Nowhere did he mention that the U.S. has followed his strategy of endless talk and that has gotten us in the fix we are in now. Kristof’s employer was so concerned that it ran an editorial calling for Congress to take away the president’s ability to use nuclear weapons in a first strike, effectively neutering America’s defense, As the anti-Trump paper put it: “He could unleash the apocalyptic force of the American nuclear arsenal by his word alone, and within minutes.” So could Obama, yet somehow no one in the media cared.

Hurray For Hollywood: While Tinseltown celebs like Julianne Moore are calling for new gun regulations, it’s important to see the entertainment industry for what it is – hypocritical. The week of the Las Vegas attack, four of the top five movies in the U.S. were incredibly violent – with more than 200 incidents of gun violence, along with another 377 incidents of other types of violence. Two of the movies – “American Assassin” and “Kingsman: Golden Circle” – assaulted the senses with so much bloodshed that it is challenging to tally all the violence. And automatic weapons that were part of the Vegas massacre figured prominently in three of the four films.

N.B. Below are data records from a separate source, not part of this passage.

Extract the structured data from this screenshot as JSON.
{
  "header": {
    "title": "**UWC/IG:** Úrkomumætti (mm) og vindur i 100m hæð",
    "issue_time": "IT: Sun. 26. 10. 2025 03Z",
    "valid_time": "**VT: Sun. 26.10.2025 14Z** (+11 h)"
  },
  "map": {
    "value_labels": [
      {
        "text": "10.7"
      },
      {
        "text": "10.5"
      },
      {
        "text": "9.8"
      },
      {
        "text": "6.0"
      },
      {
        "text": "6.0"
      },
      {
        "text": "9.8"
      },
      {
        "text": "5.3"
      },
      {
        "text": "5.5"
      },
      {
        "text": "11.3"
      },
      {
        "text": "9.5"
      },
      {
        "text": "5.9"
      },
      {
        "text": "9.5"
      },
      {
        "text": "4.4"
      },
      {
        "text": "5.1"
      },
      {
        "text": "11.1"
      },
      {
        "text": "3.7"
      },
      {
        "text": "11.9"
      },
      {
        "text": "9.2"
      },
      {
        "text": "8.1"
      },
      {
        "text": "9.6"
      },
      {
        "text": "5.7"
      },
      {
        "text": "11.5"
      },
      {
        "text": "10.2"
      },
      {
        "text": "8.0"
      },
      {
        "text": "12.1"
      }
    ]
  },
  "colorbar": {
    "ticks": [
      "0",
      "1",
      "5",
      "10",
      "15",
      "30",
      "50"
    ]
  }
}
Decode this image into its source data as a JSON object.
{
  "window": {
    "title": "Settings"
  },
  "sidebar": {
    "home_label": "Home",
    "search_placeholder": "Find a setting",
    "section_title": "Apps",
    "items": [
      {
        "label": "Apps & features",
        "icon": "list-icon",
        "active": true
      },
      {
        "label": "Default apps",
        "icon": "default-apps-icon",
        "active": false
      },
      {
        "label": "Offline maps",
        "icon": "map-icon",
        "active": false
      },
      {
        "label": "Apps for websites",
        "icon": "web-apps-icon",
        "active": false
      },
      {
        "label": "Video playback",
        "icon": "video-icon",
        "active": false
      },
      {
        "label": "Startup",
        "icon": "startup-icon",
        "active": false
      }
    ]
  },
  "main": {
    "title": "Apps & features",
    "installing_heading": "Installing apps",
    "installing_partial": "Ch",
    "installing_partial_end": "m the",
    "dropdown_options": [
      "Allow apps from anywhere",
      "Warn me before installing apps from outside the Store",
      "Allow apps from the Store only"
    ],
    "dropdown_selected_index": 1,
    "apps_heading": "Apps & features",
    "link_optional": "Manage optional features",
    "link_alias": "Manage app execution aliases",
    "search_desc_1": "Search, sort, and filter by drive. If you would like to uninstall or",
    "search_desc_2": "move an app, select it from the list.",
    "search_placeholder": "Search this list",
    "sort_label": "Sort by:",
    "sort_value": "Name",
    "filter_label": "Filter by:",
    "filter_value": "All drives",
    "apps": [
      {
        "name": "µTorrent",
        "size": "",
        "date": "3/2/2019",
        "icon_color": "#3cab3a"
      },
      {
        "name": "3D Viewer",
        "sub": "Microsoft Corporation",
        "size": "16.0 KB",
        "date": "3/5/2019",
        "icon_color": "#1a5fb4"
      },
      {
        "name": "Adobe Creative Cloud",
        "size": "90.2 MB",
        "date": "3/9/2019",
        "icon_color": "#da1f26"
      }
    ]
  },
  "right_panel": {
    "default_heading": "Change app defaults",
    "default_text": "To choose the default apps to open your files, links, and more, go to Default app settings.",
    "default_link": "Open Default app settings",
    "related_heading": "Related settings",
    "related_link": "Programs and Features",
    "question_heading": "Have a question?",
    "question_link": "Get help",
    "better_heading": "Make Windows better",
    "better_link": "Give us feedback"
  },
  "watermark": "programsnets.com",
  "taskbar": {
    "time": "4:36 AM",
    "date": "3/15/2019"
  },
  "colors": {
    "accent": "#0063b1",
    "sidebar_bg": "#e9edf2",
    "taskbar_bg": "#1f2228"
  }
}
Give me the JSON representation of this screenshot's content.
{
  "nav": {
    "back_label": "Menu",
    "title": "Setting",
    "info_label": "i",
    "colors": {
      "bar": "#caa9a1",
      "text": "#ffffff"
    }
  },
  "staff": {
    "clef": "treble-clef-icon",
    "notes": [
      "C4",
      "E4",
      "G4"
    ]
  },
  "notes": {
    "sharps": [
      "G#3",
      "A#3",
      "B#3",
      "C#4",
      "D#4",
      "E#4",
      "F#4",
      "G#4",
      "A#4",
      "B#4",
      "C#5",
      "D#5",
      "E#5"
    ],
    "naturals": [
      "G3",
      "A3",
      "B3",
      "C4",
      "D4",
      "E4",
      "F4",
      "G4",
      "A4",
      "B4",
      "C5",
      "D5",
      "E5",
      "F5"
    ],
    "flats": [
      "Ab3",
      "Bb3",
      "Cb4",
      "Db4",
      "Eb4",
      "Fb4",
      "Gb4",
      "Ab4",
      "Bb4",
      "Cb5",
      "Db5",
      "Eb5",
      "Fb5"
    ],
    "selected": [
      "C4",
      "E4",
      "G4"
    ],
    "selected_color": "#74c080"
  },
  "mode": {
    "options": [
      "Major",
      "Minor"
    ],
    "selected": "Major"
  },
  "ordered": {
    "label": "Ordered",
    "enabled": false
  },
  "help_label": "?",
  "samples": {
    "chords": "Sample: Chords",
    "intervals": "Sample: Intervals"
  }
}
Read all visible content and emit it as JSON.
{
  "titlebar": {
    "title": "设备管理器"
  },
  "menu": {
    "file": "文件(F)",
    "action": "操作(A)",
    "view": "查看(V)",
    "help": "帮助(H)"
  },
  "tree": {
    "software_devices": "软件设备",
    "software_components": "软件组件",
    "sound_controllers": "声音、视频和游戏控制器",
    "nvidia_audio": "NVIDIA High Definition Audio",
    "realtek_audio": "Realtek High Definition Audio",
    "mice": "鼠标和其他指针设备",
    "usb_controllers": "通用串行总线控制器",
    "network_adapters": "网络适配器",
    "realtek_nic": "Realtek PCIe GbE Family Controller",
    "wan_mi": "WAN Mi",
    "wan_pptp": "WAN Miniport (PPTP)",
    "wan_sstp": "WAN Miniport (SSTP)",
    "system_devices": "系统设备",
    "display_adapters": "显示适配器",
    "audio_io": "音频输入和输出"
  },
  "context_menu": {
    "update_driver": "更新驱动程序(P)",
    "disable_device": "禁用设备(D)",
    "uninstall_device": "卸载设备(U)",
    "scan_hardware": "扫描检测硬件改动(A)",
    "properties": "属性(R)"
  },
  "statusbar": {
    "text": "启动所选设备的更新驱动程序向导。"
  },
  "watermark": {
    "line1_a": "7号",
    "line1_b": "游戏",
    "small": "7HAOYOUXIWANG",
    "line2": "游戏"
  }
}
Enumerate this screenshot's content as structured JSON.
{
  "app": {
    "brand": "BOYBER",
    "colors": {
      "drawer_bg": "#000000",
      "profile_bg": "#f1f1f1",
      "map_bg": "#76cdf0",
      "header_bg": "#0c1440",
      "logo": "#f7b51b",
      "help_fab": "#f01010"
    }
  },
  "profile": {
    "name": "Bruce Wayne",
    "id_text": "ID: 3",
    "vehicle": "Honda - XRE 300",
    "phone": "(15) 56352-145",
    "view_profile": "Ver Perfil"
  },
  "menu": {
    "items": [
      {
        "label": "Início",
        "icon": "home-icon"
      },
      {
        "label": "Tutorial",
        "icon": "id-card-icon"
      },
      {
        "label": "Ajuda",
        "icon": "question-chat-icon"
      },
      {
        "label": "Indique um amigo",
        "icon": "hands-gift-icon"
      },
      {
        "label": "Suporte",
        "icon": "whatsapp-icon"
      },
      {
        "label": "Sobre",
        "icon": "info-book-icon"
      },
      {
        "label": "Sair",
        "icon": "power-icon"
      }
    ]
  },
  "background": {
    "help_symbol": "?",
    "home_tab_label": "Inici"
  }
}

Nearly forgotten rapper Eminem (No, not these guys) is back and desperate to be relevant by being faux edgy – attacking Trump like almost every other media figure on Earth. He bashed Trump with rhymes so embarrassingly silly that he would lose “Epic Rap Battles of History” to J.R.R. Tolkien. Along with calling Trump “orange,” he gave the obligatory four-letter word salute to Trump fans.